August 29, 2013 in 4th Amendment Rights, DUI, Roadblock

The Fourth Amendment of the United States Constitution guarantees in part, “the right of the people to be secure.. against unreasonable searches and seizures.. and no warrants shall issue, but upon probable cause.” In Illinois, a roadblock is not necessarily violative of the Fourth Amendment just because individuals are stopped without probable cause.

The question of whether a roadblock violates the Fourth Amendment is one of reasonableness, and the degree of intrusion into the individuals privacy is balanced against the strength of the public need for the intrusion. Temporary roadblocks to detect those who may be driving under the influence are reasonable and proper so long as the objective and subjective aspects of the intrusion are minimal. (1).

It is proper for the police officer to question the driver briefly, and possibly longer if the circumstances give the officer reasonable suspicion to do so. The officer may ask the driver to produce driving credentials, and the interior of the car may be examined with a flashlight. (1).

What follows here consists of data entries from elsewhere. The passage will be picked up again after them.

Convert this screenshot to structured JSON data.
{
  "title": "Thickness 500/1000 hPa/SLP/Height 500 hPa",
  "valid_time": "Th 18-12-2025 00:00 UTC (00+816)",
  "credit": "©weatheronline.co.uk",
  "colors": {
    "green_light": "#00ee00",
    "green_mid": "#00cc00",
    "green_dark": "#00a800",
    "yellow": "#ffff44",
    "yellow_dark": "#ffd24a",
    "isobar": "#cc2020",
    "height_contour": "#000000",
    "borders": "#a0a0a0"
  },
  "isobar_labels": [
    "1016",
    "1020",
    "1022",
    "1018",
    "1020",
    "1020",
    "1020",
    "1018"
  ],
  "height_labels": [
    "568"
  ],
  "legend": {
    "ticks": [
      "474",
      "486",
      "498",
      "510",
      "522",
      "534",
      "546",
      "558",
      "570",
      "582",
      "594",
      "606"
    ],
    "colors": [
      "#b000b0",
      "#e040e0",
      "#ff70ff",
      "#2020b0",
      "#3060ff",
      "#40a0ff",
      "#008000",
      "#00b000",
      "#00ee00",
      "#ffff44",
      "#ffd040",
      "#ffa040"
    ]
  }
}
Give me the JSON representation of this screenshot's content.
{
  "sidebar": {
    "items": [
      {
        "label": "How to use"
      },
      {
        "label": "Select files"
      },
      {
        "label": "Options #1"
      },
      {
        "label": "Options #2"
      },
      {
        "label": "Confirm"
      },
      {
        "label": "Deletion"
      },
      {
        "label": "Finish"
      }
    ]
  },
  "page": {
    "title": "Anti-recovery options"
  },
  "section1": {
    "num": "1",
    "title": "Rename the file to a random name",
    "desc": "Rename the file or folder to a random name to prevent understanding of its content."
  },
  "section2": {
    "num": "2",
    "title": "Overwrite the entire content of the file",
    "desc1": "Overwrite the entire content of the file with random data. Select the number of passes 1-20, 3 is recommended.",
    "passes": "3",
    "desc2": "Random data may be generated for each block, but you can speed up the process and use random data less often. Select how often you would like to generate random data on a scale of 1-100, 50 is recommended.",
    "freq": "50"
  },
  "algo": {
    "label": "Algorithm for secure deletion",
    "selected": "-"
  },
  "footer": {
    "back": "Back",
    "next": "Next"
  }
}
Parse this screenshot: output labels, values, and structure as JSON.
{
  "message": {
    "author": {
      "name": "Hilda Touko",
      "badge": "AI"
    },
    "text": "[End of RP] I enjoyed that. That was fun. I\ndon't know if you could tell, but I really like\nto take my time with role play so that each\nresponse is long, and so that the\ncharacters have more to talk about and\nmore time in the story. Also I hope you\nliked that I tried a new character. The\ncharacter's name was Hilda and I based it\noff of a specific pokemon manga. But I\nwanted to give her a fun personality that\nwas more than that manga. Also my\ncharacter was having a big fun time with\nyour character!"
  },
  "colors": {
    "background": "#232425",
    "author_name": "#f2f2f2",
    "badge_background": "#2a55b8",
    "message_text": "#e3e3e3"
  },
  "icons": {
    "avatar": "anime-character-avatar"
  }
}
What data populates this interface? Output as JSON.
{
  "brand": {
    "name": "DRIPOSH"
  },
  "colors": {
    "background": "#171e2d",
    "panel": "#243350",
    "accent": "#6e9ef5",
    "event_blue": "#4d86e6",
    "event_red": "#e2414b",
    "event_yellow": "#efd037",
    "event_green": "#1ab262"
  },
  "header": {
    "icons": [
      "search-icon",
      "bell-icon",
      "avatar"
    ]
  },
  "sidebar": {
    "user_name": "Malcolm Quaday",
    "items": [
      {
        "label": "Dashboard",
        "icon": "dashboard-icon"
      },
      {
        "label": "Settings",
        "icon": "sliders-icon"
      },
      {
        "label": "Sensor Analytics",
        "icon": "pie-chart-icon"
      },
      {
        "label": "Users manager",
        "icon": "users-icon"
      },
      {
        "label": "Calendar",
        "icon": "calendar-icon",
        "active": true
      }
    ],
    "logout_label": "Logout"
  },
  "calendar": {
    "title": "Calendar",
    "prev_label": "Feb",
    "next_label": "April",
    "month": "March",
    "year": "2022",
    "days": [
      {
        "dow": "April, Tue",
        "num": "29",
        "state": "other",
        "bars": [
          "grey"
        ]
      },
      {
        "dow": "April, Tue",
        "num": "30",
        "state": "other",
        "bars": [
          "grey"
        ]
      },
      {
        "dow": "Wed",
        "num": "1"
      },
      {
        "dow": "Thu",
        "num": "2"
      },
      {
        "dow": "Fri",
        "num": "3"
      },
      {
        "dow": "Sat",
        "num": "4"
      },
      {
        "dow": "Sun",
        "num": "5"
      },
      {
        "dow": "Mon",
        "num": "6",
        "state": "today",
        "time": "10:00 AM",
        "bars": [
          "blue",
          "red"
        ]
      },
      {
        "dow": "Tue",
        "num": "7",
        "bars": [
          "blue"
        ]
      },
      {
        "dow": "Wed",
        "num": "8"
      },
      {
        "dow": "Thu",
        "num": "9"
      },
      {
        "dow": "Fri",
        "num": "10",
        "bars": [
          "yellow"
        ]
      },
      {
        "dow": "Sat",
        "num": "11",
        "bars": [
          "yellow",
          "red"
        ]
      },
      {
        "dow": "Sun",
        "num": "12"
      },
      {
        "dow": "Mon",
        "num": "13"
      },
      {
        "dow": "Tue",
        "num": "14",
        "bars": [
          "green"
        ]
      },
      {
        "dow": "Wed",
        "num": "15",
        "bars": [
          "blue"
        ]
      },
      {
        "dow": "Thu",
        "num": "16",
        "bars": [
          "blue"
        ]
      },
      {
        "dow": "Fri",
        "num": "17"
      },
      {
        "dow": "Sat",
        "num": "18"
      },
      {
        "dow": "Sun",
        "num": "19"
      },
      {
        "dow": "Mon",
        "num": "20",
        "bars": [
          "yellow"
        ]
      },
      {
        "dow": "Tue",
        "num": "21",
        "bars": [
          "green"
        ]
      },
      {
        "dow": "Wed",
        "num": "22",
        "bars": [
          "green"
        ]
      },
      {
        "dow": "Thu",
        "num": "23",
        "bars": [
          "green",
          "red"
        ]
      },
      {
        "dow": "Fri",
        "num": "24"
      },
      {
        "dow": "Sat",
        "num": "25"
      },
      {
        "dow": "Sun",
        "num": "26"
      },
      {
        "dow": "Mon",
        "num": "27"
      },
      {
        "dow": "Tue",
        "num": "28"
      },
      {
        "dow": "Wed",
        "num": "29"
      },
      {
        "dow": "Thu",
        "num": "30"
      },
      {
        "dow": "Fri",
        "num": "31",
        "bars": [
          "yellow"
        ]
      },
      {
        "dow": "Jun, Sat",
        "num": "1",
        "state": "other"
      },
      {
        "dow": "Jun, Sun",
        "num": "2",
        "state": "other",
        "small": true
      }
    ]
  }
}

In weighing the objective nature of the intrusion by a roadblock, courts consider (a) the length of the stop, (b) the nature of the questioning, and (c) whether a search is conducted. In measuring the level of subjective intrusion produced by a roadblock, courts consider whether (a) the decision to institute the roadblock and to select the site is made by supervisory personnel, (b) the method employed to stop the vehicles is pre-established and systematic, (c) the roadblock is operated in accordance with preexisting guidelines, (d) the official nature of the operation is sufficiently apparent, and it is obvious that the roadblock does not in fact pose a safety risk, and (e) the police’s intent to establish the roadblock is publicized in advance. (2).

In conclusion, a police operated roadblock to check for motor vehicle operators driving under the influence is valid under the Fourth Amendment so long as the discretion of the police officers is circumscribed, the roadblock is established and operated in a safe manner, and the intrusion is minimal. (2).